Puffed food is a puffed food with a certain volume of crispness, which is made up of grains, potatoes or beans as main raw materials and is expanded by baking, frying, microwave or extrusion. Because the structure of this kind of food is porous and fluffy, the taste is crispy and sweet, which is very popular among children. Some people still eat every day!

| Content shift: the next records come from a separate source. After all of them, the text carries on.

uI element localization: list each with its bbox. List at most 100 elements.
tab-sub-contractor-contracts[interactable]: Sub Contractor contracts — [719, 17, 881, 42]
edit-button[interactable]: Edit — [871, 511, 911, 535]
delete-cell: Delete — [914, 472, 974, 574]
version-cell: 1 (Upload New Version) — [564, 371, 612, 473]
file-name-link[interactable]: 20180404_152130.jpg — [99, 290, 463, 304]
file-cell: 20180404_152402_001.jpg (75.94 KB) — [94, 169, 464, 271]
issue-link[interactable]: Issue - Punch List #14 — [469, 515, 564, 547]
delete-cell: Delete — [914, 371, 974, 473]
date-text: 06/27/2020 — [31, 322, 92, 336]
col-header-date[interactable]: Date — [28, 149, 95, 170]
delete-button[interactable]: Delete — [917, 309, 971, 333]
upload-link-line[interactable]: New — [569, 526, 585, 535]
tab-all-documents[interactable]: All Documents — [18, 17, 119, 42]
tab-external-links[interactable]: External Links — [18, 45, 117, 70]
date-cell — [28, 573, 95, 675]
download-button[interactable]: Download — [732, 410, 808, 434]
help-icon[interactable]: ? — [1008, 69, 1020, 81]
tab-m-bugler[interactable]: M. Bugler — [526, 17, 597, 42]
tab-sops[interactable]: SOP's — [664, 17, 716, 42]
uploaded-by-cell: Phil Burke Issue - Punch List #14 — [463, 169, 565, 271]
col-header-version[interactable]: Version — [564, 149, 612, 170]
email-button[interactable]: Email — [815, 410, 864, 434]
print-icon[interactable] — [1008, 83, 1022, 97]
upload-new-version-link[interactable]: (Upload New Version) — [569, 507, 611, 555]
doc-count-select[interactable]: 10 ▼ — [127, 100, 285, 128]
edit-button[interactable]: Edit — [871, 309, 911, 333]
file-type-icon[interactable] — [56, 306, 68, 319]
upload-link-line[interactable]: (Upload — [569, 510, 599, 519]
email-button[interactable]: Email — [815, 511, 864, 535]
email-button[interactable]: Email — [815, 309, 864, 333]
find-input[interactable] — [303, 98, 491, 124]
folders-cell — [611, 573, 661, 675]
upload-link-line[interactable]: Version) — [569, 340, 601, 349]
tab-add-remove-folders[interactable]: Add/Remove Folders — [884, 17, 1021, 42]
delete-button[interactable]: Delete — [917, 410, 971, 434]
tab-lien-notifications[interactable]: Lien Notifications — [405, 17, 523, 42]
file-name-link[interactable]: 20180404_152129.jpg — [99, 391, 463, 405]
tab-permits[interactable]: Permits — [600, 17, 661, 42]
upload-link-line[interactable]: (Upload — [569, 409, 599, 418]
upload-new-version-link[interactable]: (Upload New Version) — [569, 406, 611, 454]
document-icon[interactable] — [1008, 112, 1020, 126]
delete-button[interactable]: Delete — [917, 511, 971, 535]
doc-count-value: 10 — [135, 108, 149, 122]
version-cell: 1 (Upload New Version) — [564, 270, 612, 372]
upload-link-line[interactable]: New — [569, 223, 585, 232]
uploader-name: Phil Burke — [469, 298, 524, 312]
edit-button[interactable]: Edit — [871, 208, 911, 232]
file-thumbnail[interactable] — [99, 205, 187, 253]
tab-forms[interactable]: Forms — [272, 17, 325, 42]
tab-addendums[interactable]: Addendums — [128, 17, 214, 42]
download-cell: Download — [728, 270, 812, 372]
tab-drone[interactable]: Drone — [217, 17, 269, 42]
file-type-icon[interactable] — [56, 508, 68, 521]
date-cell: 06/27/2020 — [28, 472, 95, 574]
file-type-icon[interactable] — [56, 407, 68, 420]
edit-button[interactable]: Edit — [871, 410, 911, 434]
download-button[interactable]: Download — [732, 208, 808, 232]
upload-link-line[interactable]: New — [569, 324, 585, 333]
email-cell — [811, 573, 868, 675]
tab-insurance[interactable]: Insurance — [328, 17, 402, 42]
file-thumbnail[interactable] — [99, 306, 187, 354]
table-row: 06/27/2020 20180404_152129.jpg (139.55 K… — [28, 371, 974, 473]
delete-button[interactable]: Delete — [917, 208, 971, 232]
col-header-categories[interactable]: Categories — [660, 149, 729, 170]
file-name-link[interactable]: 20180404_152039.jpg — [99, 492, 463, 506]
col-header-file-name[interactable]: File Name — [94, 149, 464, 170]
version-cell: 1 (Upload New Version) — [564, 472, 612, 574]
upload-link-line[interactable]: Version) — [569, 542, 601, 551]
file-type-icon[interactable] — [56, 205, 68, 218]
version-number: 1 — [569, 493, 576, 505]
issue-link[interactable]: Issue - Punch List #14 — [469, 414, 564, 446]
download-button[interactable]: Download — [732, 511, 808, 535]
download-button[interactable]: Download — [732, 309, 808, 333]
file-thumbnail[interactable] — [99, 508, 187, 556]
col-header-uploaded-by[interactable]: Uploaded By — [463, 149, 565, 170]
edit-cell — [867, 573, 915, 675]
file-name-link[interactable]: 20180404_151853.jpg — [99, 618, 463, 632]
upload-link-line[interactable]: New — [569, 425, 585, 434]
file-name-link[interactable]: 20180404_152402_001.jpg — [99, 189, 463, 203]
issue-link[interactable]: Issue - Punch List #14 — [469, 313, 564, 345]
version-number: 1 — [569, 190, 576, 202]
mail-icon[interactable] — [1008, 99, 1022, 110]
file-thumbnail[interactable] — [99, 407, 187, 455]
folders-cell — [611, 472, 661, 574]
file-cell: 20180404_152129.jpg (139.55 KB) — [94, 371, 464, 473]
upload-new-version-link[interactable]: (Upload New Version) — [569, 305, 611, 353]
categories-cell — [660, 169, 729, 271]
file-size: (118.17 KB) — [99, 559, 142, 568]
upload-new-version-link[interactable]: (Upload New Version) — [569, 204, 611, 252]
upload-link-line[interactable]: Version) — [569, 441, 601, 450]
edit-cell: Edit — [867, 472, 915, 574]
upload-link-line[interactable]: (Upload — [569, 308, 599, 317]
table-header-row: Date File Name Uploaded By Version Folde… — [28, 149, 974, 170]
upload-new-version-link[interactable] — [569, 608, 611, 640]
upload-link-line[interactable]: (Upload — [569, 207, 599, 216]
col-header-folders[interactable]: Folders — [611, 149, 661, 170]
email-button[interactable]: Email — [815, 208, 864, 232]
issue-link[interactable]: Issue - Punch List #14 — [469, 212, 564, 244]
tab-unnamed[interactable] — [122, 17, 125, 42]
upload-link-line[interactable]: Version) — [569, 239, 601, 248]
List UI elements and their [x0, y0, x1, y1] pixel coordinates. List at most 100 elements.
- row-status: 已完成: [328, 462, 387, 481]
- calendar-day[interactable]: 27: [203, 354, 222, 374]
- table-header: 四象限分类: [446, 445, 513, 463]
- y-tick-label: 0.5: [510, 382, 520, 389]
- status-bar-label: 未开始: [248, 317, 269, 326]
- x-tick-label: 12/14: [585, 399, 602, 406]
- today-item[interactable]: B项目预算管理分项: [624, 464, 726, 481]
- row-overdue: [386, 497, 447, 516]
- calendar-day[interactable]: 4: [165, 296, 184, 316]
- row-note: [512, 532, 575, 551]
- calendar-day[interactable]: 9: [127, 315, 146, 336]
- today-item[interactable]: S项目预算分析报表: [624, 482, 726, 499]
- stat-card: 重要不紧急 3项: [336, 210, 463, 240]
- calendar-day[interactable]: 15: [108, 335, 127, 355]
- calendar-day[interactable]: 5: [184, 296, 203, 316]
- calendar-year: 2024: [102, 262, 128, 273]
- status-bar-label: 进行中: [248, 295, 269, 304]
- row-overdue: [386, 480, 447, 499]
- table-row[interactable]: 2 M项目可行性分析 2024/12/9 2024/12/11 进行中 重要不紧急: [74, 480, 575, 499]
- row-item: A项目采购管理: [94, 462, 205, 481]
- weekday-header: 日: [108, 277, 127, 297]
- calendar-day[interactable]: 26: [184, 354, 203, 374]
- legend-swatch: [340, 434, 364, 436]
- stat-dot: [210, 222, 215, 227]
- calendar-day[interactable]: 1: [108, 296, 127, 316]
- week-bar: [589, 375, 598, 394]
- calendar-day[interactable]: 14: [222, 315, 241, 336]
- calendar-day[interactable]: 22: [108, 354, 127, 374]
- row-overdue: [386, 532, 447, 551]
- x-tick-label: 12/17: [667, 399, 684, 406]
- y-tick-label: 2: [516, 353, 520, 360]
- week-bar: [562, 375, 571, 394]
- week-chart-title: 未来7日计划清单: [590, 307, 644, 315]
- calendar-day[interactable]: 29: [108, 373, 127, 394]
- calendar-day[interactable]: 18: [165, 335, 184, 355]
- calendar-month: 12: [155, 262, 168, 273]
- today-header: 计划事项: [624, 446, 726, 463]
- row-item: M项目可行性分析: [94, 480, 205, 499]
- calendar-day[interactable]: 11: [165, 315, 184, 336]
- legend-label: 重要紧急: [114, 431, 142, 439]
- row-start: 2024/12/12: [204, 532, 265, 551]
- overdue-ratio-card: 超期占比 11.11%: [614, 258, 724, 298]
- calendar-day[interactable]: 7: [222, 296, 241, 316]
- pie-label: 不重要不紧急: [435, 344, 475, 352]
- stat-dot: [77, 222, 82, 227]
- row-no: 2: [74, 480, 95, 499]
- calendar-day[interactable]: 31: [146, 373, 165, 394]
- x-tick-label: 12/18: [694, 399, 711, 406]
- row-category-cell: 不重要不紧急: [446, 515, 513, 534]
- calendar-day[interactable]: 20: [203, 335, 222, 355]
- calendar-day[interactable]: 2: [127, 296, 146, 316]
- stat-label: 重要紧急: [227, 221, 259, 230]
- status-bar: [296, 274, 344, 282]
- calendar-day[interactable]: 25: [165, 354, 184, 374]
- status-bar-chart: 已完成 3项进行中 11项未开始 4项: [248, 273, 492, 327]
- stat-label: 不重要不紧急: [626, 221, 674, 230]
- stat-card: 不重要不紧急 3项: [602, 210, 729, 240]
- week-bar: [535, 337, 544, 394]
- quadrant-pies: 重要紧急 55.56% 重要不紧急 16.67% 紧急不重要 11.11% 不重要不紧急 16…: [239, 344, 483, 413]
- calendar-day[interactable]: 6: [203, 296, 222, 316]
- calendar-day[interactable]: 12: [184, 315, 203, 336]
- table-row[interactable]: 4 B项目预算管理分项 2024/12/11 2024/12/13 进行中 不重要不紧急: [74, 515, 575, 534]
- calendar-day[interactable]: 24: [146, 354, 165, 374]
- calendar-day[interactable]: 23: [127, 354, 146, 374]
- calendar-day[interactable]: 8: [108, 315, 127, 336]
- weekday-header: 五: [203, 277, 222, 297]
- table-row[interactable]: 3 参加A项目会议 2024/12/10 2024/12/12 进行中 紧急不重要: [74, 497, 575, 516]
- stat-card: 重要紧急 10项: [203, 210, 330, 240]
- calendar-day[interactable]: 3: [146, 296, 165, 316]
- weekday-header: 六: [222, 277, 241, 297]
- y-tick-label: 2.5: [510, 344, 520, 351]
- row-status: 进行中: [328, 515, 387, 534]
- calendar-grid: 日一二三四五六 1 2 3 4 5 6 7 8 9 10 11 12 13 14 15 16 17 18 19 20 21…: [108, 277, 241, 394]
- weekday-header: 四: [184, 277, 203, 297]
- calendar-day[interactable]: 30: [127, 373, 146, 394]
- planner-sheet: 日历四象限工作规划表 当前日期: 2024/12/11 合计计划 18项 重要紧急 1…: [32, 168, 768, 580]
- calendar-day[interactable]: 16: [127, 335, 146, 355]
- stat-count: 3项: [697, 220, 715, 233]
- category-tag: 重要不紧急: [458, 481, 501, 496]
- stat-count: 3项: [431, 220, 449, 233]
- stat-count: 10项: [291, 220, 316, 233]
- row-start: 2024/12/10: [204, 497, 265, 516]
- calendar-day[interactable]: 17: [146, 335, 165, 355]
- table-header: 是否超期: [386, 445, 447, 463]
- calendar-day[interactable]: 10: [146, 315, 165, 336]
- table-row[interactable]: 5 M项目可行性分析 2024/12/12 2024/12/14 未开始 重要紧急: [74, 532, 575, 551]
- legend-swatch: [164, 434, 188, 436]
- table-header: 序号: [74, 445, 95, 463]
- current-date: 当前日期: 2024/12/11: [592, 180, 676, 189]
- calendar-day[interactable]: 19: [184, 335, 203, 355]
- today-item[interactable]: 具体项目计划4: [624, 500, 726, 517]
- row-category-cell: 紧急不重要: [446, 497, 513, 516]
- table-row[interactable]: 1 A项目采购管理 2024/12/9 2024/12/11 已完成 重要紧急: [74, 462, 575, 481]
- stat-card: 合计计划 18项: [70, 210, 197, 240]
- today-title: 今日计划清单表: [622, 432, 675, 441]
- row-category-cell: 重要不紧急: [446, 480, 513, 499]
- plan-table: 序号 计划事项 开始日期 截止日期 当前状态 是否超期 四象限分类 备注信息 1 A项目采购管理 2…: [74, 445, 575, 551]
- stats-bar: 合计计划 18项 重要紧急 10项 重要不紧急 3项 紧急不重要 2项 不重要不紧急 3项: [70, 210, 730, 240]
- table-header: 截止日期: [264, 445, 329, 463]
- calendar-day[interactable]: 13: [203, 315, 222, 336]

Raw materials: grains, beans, potatoes, vegetables, etc.
Puffed food is a new type of food developed internationally in recent years. It uses cereals, beans, potatoes, vegetables, etc. as raw materials, and through the processing of puffing equipment, it produces a variety of foods with exquisite appearance, rich nutrition, crisp and delicious food. Therefore, a large class of food has been formed uniquely. Since the equipment for producing such puffed food is simple in structure, easy to operate, low in equipment investment, and fast in profit, it develops very rapidly and exhibits great vitality.
Kind
There are three types of puffed foods depending on the product:
One is a snack food produced from corn and potato;
The second is to produce tissue protein food (plant meat) by using vegetable protein as raw material;
The third is the staple food made from grains, beans or potatoes as raw materials.

Principle
When the grain is placed in the extruder, as the heating and pressurization progress, the water in the grain is overheated, and the grain itself becomes soft. When a certain high pressure is reached and the expander cap is opened, the high pressure changes rapidly. At normal pressure, the water in the superheated state of the grain suddenly explodes in a moment and a strong explosion occurs. The water molecules can expand about 2,000 times. The huge expansion pressure not only destroys the external shape of the grain, but also pulls The intrinsic molecular structure of the grain is broken, and the insoluble long-chain starch is chopped into water-soluble short-chain starch, dextrin and sugar, so that the insoluble matter in the puffed food is reduced, and the water-soluble substance is increased.

Technical advantages
High conservation rate and digestibility of folded nutrients
The protein-rich plant material is extruded by high temperature for a short period of time, the protein is completely denatured, and the tissue structure becomes porous, which is beneficial to the contact with human digestive enzymes, thereby improving the utilization rate and digestibility of the protein; Rebirth phenomenon. In the process of preservation of cereals, reincarnation is a problem often encountered. Due to reincarnation, the taste of the product becomes rough and the digestibility is greatly reduced.
Folding gives the product better nutritional value and functional properties
When using extrusion technology to process cereal-based foods, additives such as amino acids, proteins, vitamins, minerals, food colorings, and flavoring materials can be evenly distributed in the extrudate, irreversibly combined with the extrudate. Achieve the purpose of fortified food. Since the extrusion is operated instantaneously at a high temperature, the loss of nutrients is small.
Folded and easy to eat, a wide variety
In the raw materials such as cereals, beans, potatoes or vegetables, different excipients are added, and then extruded and extruded to produce a variety of nutritious puffed foods; since the puffed food has become cooked food, most of them are Ready-to-eat foods (open for packaging and ready to eat), easy to eat, save time, is a kind of convenient food with great development prospects.
Easy to digest and absorb
According to the process data of the puffed food, the puffing technology can completely gelatinize the starch (the so-called alpha refers to the raw starch in the food, that is, the beta starch turns into the alpha starch), and the already formed alpha starch cannot be restored after being placed. Beta starch, so the food maintains softness, good flavor and high digestibility. This is another feature of the expansion technology superior to other physical processing methods. It opens up a new processing field for coarse grain fine work. Thus, it presents the following advantages:
The nutrient loss is small and easy to digest and absorb: the expansion technology not only changes the shape of the grain, but also changes the internal molecular structure, and the vitamin of the grain is less damaged (for example, the content of vitamin B1 and B6 is significantly higher than that of the cooked food); The puffing technology makes the starch fully mature, and the puffed food is mostly porous, which is convenient for human body to absorb (for example, the protein digestibility after rice cooking is 75.3%, and after puffing can be increased to 83.8%).